Dylan is a historian of the modern Middle East with a focus on youth and young people in 20th century Lebanon and Palestine. His research focuses on young men and women in this era and region, especially the identities they forge through their engagement in political organizations, social movements, protests, revolutions, and wars. Dylan's first book, Winning Lebanon: Youth Politics, Populism, and the Production of Sectarian Violence, 1920-1958 (Cambridge University Press, 2021) is a history of multiple youth organizations and parties across the French colonial and early independence eras, culminating in the 1958 War. He is currently working on a second book project, which is a biography of a young Lebanese leftist from the Global 1960s to the Lebanese Civil War of the 1970s.
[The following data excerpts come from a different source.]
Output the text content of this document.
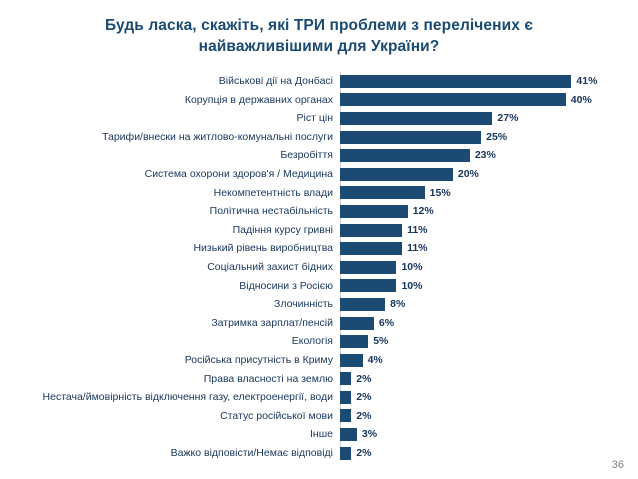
Будь ласка, скажіть, які ТРИ проблеми з перелічених є найважливішими для України?
Військові дії на Донбасі	41%
Корупція в державних органах	40%
Ріст цін	27%
Тарифи/внески на житлово-комунальні послуги	25%
Безробіття	23%
Система охорони здоров'я / Медицина	20%
Некомпетентність влади	15%
Політична нестабільність	12%
Падіння курсу гривні	11%
Низький рівень виробництва	11%
Соціальний захист бідних	10%
Відносини з Росією	10%
Злочинність	8%
Затримка зарплат/пенсій	6%
Екологія	5%
Російська присутність в Криму	4%
Права власності на землю	2%
Нестача/ймовірність відключення газу, електроенергії, води	2%
Статус російської мови	2%
Інше	3%
Важко відповісти/Немає відповіді	2%
36
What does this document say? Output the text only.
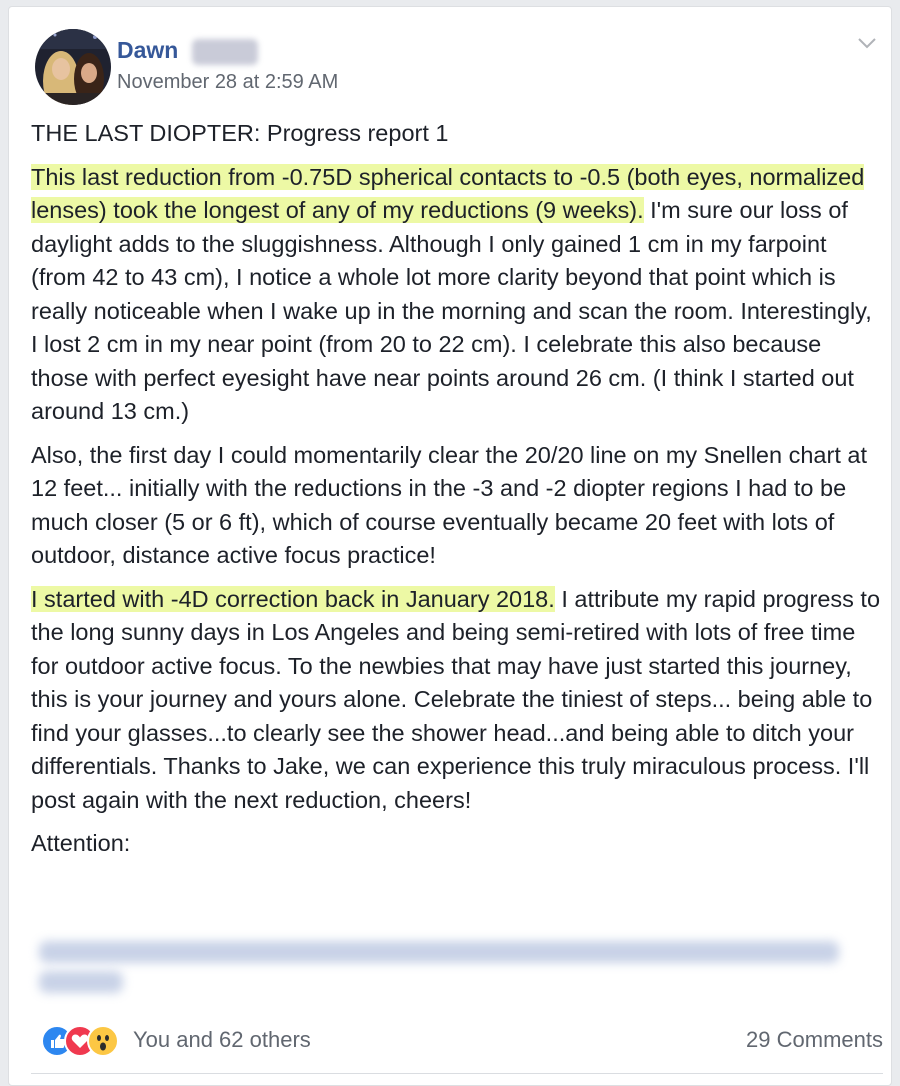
Dawn
November 28 at 2:59 AM

THE LAST DIOPTER: Progress report 1

This last reduction from -0.75D spherical contacts to -0.5 (both eyes, normalized lenses) took the longest of any of my reductions (9 weeks). I'm sure our loss of daylight adds to the sluggishness. Although I only gained 1 cm in my farpoint (from 42 to 43 cm), I notice a whole lot more clarity beyond that point which is really noticeable when I wake up in the morning and scan the room. Interestingly, I lost 2 cm in my near point (from 20 to 22 cm). I celebrate this also because those with perfect eyesight have near points around 26 cm. (I think I started out around 13 cm.)

Also, the first day I could momentarily clear the 20/20 line on my Snellen chart at 12 feet... initially with the reductions in the -3 and -2 diopter regions I had to be much closer (5 or 6 ft), which of course eventually became 20 feet with lots of outdoor, distance active focus practice!

I started with -4D correction back in January 2018. I attribute my rapid progress to the long sunny days in Los Angeles and being semi-retired with lots of free time for outdoor active focus. To the newbies that may have just started this journey, this is your journey and yours alone. Celebrate the tiniest of steps... being able to find your glasses...to clearly see the shower head...and being able to ditch your differentials. Thanks to Jake, we can experience this truly miraculous process. I'll post again with the next reduction, cheers!

Attention:

You and 62 others	29 Comments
Dylan brings these specific interests into the classroom, where he asks students to consider how non-elites and their actions shape specific historical phenomena, whether a civil war or a literary movement. At the same time, his students explore how given events and trends shape the lives of these people as they experience them. Hence, Dylan challenges his students to strike this balance, with people as makers of historical events, but also products of these events. He finds this approach important for all historical inquiry, but especially in the case of the Middle East, whereby people have been written out of grand historical narratives, contemporary media reports, and foreign policy as if they were merely victims or pawns.
In Dylan’s classes, students learn about the lives of children, women, and men in Middle Eastern, Islamic, and World history. Throughout any given semester, Dylan and his students practice understanding them, writing about them, and relating to them.